Both defendants have assigned error in the charge to the jury. Defendant Lancaster argues that the trial court erred when it failed to charge the jury from special instructions he submitted. The special instructions were designed to point out the distinctions between larceny and embezzlement. We note that the charge given contained in substance most of the instructions in defendant Lancaster’s special request for instructions. State v. Beach, 283 N.C. 261, 196 S.E. 2d 214 (1973). No specific request was made for a charge on larceny and we believe the trial judge was correct in charging the jury on embezzlement since the evidence at trial supported such a charge. We do not find any prejudice to defendant Lancaster in the instructions as given. Error is also assigned to the trial judge’s failure to instruct the jury that it should carefully scrutinize the testimony of Timothy Strange, an accomplice in the embezzlement. No request was made by defendant Lancaster for such an instruction and absent a request, we find no error in the charge. State v. Brinson, 277 N.C. 286, 177 S.E. 2d 398 (1970). As his final objection to the jury charge, defendant Lancaster contends the court expressed an opinion on the evidence when defendant Lancaster’s name was repeatedly used in charging the jury as to defendant Flack’s aiding and abetting in the embezzlement. There is no merit in this argument. The trial judge is under a duty to apply the law to the evidence. G.S. 1-180. The repeated use of defendant Lancaster’s name was entirely proper.

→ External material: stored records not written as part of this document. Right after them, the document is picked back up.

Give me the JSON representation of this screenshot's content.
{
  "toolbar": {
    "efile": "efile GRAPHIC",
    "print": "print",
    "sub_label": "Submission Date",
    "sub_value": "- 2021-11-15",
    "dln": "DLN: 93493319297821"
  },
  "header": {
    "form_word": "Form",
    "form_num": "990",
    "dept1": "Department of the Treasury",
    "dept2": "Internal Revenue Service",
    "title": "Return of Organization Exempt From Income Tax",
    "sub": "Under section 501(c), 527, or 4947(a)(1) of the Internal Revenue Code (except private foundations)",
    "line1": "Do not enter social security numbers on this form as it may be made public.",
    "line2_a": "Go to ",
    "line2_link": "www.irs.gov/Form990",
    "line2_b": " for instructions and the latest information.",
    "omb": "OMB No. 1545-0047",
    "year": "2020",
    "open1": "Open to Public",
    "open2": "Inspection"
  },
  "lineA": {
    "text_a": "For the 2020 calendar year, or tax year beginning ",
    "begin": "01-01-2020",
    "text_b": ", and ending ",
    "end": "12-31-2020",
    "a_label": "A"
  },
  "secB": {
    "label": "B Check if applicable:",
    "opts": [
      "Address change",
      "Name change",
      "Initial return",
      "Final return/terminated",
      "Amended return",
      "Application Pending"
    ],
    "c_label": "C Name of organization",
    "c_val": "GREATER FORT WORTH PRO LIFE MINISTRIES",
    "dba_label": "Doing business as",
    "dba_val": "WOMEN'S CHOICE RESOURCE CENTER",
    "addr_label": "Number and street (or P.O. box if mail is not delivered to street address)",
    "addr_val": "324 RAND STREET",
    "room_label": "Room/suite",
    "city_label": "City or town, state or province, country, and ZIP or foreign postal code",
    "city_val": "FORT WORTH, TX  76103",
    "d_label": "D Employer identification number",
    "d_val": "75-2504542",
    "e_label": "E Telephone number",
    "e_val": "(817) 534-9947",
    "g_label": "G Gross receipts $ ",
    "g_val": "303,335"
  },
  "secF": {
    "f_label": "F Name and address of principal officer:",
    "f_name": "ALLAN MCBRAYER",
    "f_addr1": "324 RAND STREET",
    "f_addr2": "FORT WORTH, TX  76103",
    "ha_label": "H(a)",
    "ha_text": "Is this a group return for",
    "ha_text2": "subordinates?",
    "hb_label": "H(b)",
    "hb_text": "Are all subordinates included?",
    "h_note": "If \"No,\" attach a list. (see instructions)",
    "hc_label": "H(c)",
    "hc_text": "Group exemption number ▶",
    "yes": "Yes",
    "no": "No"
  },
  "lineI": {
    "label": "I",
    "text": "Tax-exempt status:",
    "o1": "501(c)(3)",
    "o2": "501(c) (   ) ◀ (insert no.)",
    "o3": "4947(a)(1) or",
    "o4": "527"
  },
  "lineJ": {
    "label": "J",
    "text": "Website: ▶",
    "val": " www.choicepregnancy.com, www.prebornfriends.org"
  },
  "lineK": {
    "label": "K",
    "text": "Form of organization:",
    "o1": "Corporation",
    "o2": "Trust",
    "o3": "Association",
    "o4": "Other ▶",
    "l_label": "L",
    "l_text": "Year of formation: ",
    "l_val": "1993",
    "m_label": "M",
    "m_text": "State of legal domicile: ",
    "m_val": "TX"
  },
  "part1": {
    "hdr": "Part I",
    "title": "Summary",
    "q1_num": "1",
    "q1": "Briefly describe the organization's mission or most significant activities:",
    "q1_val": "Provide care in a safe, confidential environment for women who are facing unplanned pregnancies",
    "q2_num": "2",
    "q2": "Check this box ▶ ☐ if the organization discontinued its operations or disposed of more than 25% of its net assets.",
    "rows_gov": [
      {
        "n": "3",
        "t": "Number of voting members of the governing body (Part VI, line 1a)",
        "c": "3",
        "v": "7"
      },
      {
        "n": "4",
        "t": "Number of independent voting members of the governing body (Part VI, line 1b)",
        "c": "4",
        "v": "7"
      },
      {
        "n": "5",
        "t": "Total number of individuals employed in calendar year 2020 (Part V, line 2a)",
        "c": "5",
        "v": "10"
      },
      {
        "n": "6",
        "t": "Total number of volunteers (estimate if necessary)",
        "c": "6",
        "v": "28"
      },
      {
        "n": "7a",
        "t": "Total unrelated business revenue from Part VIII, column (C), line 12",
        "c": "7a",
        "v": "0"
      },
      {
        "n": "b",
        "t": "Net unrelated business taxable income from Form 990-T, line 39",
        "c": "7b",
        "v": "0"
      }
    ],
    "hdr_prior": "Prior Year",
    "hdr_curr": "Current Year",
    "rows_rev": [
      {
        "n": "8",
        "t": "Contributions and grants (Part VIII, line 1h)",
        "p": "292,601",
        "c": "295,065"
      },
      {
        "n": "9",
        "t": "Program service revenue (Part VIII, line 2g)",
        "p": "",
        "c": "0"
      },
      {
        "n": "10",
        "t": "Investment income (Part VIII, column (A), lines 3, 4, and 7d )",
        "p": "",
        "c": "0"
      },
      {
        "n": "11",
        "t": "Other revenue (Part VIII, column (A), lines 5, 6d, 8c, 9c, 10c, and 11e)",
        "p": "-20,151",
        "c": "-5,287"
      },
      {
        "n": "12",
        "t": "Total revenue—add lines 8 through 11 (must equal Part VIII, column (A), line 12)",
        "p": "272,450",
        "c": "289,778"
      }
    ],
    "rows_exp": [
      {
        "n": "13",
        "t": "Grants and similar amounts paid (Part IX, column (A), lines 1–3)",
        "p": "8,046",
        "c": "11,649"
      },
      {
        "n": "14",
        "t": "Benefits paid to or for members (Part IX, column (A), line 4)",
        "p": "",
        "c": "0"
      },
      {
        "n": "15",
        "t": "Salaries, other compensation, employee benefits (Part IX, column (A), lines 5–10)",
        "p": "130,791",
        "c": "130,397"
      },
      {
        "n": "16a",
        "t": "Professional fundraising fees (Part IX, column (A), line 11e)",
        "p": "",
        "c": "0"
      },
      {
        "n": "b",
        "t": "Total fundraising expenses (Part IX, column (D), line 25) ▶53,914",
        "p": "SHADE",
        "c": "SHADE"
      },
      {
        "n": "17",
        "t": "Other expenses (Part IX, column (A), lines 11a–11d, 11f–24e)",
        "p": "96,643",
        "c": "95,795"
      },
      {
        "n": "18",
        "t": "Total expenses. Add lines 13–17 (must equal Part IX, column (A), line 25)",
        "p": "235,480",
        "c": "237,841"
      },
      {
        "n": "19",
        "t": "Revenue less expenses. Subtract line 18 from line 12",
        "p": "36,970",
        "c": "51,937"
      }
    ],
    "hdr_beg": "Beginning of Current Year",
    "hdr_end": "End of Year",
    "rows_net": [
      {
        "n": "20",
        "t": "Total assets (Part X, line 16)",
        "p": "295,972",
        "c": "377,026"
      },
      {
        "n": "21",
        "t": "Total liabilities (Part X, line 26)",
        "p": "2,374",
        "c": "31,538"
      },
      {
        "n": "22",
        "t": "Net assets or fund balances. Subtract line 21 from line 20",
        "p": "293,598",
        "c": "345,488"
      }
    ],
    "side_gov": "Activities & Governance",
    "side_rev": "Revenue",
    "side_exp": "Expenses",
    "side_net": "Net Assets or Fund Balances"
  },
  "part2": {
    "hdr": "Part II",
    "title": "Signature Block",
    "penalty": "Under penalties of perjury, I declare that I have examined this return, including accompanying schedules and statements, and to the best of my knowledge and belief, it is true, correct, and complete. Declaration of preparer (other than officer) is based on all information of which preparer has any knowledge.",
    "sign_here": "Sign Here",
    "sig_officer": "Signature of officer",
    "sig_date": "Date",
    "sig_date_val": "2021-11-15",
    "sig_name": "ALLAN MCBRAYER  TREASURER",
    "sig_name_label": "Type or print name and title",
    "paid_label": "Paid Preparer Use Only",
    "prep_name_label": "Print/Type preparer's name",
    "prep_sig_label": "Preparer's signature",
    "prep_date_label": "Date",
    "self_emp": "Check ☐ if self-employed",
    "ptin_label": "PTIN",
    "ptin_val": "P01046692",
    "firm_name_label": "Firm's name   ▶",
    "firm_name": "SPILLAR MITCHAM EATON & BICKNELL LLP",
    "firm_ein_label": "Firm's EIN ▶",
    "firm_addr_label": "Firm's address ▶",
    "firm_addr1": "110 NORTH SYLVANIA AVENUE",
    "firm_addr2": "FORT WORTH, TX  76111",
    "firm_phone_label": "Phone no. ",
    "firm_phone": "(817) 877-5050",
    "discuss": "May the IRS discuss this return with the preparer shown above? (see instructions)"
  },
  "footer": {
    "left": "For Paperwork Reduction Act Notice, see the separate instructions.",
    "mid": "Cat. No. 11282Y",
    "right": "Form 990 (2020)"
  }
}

*534Defendant Flack contends the court erred in its charge on embezzlement by not instructing the jury that it must find that the nuts and bolts taken from Mint Fasteners, Inc. and received by defendant Flack were the nuts and bolts referred to in the trial. In the charge, the trial judge instructed that the jury should find from the evidence and beyond a reasonable doubt that “pallets were loaded on the truck by Lancaster . . .” and that “Kenneth Flack returned and drove the truck on the return trip to Gastonia, North Carolina to the warehouse of Kenneth Flack. . . .” The only nuts and bolts alluded to at trial were the kegs of nuts and bolts loaded onto the pallets and taken from Mint Fasteners, Inc. We believe the court’s charge requires the jury to find that the nuts and bolts taken from the Mint Fasteners, Inc. warehouse were the nuts and bolts delivered and stored at defendant Flack’s warehouse. We do not believe the jury was confused or the defendant prejudiced by the instructions.

As his final assignment of error, defendant Flack contends it was error for the trial judge to instruct the jury to take exhibits into the jury room when they retired for deliberations, absent a request to do so from the jury and consent from the defendants. Defendant Flack alleges this conduct amounted to an expression of opinion as to the veracity of the exhibits. Even if we assume for argument that the trial judge’s action was improper, the defendant has failed to show how the exhibits prejudiced the verdict of the jury. See State v. Haltom, 19 N.C. App. 646, 199 S.E. 2d 708, appeal dismissed, 284 N.C. 619, 201 S.E. 2d 691 (1973); 2 N.C. Practice and Procedure, McIntosh, § 1545 (Phillips Pocket Part). We do not find the trial judge’s sending of exhibits to the jury room to be an expression of truthfulness of the exhibits prejudicing the jury’s deliberations.

In the trial of defendant Lancaster and defendant Flack, we find

No error.

Chief Judge BROCK and Judge CLARK concur.